Three military helicopters ferried the team that will beef up 14 staff who have been on the ground since Monday.
Rift Valley Provincial Commissioner Osman Warfa said the team will comb the area for bodies in the fields and bushes and bury them to avoid further contamination.
Sick residents will be taken for treatment.
Not burying
"The bodies are lying in the fields and bushes, I personally came across the body of a woman and her little daughter in a bush when I toured the area on Monday," he said.
"There could be more bodies in the bushes because after their relatives die, the Pokot relocate to another area instead of reporting the death or burying the body," he said.
Mr Warfa said the government had set up a major medical base at Kepedo.
The provincial administrator said he had mobilised district commissioners in the two districts to search for the sick people and retrieve bodies.
He said he was worried about a group of 2,000 families that had set up camp on the border of Turkana East but fled in different directions when the disease broke out.
"There was panic among the families after their colleagues started dying and they fled ... we fear that they might spread the disease further," he said.
In Eldoret, a World Vision official said the outbreak can be traced to a contaminated water source in Turkana East.
Cattle rustlers from Pokot East District who attacked Turkana East are said to have drunk contaminated water at Kakolngutuny swamp.

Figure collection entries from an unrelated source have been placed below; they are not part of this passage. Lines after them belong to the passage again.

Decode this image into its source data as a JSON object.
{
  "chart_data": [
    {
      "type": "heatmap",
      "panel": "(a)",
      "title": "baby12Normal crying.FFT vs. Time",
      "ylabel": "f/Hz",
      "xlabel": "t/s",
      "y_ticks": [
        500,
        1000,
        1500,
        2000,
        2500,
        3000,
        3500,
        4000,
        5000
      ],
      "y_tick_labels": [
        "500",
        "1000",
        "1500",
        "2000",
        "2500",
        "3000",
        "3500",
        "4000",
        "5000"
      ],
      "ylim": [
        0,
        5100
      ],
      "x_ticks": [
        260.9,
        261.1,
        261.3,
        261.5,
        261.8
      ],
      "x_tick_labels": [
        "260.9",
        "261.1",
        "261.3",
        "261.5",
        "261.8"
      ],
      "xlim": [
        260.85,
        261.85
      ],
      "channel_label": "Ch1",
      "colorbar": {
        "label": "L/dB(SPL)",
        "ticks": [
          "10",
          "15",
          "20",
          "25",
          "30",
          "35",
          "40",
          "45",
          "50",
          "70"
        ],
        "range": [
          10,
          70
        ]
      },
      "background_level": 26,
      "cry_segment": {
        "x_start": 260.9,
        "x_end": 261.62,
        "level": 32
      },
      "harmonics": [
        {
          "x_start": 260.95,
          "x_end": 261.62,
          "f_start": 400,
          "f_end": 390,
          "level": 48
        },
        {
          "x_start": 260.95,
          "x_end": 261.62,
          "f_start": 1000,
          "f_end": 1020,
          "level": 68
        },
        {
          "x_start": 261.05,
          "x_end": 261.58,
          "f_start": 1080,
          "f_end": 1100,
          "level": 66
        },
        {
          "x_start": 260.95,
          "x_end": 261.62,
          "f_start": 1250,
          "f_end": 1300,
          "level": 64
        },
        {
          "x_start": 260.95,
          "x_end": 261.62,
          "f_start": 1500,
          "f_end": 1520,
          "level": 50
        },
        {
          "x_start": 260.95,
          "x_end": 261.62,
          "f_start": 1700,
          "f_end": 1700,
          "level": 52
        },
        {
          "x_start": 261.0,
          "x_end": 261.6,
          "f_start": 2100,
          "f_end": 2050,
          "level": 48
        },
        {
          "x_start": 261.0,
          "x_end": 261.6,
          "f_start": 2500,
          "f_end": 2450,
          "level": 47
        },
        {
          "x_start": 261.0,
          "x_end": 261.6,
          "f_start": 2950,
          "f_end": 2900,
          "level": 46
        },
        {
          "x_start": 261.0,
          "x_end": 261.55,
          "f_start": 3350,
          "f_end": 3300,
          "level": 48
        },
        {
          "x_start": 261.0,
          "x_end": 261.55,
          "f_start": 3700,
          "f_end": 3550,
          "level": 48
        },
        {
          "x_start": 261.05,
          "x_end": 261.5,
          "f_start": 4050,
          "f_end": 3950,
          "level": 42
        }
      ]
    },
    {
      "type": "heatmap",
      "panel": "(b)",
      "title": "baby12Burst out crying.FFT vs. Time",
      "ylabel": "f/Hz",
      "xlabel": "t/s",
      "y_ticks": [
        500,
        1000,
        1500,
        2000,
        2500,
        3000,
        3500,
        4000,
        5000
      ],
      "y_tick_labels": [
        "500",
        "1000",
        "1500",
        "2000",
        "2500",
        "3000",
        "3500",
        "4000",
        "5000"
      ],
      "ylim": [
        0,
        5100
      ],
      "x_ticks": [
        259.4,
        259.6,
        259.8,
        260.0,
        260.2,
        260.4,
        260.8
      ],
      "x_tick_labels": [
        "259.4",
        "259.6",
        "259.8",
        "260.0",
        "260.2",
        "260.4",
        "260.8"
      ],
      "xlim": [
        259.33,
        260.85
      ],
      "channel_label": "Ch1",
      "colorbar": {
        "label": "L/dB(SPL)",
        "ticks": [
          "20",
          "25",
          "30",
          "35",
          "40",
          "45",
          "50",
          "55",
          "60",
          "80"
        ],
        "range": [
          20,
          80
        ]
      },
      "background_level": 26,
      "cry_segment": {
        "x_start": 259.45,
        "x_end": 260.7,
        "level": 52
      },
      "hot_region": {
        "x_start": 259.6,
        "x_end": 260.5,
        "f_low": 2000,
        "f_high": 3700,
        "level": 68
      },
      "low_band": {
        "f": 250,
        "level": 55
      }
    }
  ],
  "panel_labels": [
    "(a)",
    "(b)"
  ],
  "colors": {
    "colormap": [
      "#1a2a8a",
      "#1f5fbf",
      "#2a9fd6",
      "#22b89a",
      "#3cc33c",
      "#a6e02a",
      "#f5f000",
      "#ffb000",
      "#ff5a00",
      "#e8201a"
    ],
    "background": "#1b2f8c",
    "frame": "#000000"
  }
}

The cattle rustlers are said to have returned to their nomadic dwellings in Pokot, from where the disease began to spread, according to NGO officials in the area.
World Vision official Christopher Eregae said the Kakolngutuny water source, which is the only one left in the area because of drought, was the cause of many deaths.

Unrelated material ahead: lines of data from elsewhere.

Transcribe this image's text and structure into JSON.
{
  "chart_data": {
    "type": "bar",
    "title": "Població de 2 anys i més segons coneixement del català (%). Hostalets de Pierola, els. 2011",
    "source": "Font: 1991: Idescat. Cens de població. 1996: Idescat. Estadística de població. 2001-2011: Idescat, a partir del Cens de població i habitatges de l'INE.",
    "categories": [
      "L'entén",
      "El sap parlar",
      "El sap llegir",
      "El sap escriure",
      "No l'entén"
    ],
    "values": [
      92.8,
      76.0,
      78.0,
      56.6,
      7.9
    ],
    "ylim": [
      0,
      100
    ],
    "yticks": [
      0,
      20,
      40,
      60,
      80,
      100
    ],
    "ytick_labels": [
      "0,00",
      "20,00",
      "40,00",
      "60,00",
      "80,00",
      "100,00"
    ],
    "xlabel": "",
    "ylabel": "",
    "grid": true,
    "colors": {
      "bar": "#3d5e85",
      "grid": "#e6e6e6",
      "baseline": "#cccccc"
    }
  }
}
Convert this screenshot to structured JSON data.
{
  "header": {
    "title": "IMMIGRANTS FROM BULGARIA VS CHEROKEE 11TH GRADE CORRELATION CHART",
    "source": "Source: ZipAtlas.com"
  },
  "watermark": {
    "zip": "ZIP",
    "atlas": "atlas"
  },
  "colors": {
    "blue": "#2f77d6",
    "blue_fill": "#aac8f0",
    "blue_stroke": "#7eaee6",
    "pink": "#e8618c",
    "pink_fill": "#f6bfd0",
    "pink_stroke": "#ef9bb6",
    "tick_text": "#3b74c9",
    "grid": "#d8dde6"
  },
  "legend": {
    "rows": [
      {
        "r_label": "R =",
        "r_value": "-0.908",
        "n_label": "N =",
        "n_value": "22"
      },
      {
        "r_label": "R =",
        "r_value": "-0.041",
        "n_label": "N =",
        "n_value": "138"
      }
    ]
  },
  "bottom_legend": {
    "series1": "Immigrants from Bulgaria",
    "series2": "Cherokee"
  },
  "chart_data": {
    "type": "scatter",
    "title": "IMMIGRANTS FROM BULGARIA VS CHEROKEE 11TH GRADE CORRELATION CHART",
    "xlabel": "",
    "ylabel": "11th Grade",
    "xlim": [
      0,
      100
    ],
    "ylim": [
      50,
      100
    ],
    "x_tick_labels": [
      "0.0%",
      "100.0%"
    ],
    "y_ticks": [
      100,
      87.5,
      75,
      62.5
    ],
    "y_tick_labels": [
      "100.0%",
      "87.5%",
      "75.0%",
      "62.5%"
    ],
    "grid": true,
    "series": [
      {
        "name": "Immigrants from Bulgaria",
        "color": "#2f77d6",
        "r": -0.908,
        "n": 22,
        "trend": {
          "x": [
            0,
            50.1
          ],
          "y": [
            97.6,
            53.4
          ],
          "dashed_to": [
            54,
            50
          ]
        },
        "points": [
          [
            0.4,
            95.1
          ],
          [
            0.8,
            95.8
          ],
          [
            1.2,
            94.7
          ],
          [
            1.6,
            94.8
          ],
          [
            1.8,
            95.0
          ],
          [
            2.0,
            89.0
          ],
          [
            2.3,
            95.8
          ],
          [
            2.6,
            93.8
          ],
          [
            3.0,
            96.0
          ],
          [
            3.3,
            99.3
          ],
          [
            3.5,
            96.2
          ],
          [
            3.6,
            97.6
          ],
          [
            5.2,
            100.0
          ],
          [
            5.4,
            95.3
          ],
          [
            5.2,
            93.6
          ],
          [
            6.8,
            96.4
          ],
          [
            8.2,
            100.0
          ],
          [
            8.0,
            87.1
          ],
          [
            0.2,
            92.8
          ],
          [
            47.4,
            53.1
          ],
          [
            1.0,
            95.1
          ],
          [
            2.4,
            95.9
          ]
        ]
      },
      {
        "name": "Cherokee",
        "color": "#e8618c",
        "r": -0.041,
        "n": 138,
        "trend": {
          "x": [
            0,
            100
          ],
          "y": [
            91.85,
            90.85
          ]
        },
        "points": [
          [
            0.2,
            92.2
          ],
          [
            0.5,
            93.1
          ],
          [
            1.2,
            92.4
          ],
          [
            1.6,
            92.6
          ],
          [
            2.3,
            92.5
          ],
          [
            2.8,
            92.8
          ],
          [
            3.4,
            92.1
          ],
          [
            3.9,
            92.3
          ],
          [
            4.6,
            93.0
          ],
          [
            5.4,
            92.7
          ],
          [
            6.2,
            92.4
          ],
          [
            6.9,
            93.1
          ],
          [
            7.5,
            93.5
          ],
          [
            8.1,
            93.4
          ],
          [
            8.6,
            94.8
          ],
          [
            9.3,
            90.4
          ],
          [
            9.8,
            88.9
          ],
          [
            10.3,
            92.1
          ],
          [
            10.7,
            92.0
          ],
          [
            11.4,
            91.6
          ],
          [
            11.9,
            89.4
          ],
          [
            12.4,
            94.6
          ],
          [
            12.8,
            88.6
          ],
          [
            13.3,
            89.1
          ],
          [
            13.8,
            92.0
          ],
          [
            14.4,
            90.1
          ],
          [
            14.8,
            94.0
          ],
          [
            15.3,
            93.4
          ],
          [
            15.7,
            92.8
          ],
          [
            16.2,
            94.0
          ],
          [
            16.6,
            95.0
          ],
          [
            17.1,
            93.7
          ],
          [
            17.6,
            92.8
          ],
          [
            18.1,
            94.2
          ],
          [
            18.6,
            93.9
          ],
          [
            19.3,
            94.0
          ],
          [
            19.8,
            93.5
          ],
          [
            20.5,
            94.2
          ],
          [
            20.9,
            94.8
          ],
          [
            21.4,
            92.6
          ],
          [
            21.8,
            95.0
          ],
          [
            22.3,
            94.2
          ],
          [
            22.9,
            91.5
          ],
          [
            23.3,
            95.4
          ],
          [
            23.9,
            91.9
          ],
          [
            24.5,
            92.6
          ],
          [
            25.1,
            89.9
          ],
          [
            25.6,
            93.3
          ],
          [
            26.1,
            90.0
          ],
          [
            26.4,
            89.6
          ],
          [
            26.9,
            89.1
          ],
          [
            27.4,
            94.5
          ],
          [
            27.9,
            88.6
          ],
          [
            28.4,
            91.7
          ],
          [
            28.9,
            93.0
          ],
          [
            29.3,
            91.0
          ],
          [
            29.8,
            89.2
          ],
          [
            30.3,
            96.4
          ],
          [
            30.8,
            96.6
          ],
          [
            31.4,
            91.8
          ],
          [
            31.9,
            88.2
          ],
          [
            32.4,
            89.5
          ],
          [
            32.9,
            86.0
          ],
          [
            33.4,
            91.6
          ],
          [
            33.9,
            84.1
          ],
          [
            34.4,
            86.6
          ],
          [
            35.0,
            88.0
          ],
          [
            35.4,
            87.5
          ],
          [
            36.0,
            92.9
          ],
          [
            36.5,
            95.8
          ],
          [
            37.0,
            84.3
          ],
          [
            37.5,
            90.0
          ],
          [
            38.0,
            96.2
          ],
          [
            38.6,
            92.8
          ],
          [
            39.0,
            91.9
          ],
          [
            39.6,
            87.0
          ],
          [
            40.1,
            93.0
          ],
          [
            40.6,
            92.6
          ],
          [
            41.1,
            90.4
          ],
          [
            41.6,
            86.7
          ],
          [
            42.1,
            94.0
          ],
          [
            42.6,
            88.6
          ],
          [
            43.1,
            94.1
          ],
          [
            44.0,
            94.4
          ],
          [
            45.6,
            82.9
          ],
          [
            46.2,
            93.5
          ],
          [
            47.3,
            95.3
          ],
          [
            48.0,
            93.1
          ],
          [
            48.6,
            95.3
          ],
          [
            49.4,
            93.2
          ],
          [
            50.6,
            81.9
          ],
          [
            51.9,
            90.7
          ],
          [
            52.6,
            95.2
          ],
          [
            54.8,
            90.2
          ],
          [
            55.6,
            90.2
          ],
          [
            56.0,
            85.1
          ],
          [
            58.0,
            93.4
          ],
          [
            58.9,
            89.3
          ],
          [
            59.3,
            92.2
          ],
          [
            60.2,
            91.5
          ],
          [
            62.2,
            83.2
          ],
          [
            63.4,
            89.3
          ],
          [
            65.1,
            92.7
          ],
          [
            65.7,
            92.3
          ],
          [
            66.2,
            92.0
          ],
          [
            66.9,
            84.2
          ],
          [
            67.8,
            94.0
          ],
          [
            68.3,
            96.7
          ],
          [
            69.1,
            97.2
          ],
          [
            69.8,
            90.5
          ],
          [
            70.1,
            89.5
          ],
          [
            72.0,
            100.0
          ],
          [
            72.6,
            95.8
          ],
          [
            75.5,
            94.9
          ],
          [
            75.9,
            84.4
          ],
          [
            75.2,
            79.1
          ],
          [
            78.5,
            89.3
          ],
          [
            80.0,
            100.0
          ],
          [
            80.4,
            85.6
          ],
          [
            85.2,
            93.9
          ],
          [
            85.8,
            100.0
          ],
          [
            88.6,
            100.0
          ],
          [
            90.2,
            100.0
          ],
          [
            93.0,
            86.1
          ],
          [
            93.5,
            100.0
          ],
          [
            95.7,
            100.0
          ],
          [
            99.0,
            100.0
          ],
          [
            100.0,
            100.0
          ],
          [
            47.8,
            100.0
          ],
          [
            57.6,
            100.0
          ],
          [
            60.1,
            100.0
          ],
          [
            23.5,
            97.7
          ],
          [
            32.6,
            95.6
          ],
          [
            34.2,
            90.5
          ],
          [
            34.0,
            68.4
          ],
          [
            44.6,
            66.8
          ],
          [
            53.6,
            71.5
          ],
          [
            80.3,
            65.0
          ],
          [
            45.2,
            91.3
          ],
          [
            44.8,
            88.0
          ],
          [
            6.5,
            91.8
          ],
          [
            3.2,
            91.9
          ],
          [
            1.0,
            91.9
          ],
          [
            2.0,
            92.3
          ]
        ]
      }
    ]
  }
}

"Since the area is inhabited by a nomadic population, it facilitated the spread of the disease faster," Mr Eregae said.
And in Nairobi, Water minister Charity Ngilu washed her hands of the epidemic that has killed 194 since January.
Speaking in Parliament in response to a question by nominated MP Mohammed Affey (ODM-K), the minister said her ministry was blameless.

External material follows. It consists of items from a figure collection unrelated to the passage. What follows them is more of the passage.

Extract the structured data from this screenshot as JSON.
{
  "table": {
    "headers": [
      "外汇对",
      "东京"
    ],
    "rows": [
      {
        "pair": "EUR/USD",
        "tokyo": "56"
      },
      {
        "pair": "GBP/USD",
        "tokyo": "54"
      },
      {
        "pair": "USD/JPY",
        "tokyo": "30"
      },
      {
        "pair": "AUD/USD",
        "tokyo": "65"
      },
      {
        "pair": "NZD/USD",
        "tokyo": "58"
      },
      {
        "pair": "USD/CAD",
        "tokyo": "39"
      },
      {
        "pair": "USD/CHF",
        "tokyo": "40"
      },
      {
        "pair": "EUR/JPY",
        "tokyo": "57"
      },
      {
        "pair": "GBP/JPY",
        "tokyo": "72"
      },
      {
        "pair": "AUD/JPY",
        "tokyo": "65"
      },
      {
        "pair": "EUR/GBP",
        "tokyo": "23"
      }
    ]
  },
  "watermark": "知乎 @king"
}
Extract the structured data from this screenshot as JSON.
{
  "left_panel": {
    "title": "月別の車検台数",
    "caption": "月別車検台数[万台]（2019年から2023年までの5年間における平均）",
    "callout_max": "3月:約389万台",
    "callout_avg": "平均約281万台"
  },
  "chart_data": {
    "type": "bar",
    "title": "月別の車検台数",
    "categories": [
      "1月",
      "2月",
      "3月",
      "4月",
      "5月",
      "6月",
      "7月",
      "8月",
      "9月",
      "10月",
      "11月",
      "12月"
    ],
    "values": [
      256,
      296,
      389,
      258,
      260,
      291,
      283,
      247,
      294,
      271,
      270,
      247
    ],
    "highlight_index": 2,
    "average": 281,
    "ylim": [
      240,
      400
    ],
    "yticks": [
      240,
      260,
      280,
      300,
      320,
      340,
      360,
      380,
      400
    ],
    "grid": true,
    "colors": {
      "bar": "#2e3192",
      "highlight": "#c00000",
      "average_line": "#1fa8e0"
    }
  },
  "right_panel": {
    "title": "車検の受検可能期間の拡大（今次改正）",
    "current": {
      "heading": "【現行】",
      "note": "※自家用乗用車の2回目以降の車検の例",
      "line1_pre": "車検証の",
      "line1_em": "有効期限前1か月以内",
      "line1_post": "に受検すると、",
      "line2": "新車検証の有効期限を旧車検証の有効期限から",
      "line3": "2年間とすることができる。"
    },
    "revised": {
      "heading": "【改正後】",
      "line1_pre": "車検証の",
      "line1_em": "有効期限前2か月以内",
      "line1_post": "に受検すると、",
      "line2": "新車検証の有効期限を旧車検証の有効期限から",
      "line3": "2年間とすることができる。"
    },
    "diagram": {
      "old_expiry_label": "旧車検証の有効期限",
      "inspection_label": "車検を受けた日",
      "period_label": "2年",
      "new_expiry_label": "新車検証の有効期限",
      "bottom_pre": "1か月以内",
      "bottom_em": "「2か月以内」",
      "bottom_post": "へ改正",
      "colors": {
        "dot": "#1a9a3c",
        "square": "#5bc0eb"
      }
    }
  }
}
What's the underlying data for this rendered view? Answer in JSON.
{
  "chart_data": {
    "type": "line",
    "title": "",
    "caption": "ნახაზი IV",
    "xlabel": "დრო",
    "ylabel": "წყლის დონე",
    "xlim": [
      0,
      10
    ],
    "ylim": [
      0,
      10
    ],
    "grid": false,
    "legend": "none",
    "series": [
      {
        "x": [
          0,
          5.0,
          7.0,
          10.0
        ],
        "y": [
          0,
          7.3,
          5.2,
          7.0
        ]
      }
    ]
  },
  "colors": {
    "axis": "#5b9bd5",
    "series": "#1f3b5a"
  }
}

She said that though the disease was spread by dirty or contaminated water, there were "other factors" that should be looked at.
"Unhygienic conditions cannot be blamed on water, it has to do with public awareness on public health," she said.
Ms Ngilu was confronted by four nominated MPs, Mr Affey, Shakira Abdallah (ODM-K), Mohammed Sheikh Dor (ODM) and Rachel Shebesh (ODM), over the water scarcity in some parts of the country.
Stay clean
The MPs said lack of clean water that made it difficult for people, especially those in arid areas like Turkana and Mandera, to stay clean.
Gichugu MP Martha Karua (Narc-Kenya) joined the fray and sought an assurance from Ms Ngilu that "those licensed to supply water to the public, did supply clean water."
Ms Abdalla eventually sought to have the matter addressed by Prime Minister Raila Odinga as it now "required government coordination."Ms Ngilu said the government was providing clean water and distributing treatment tablets.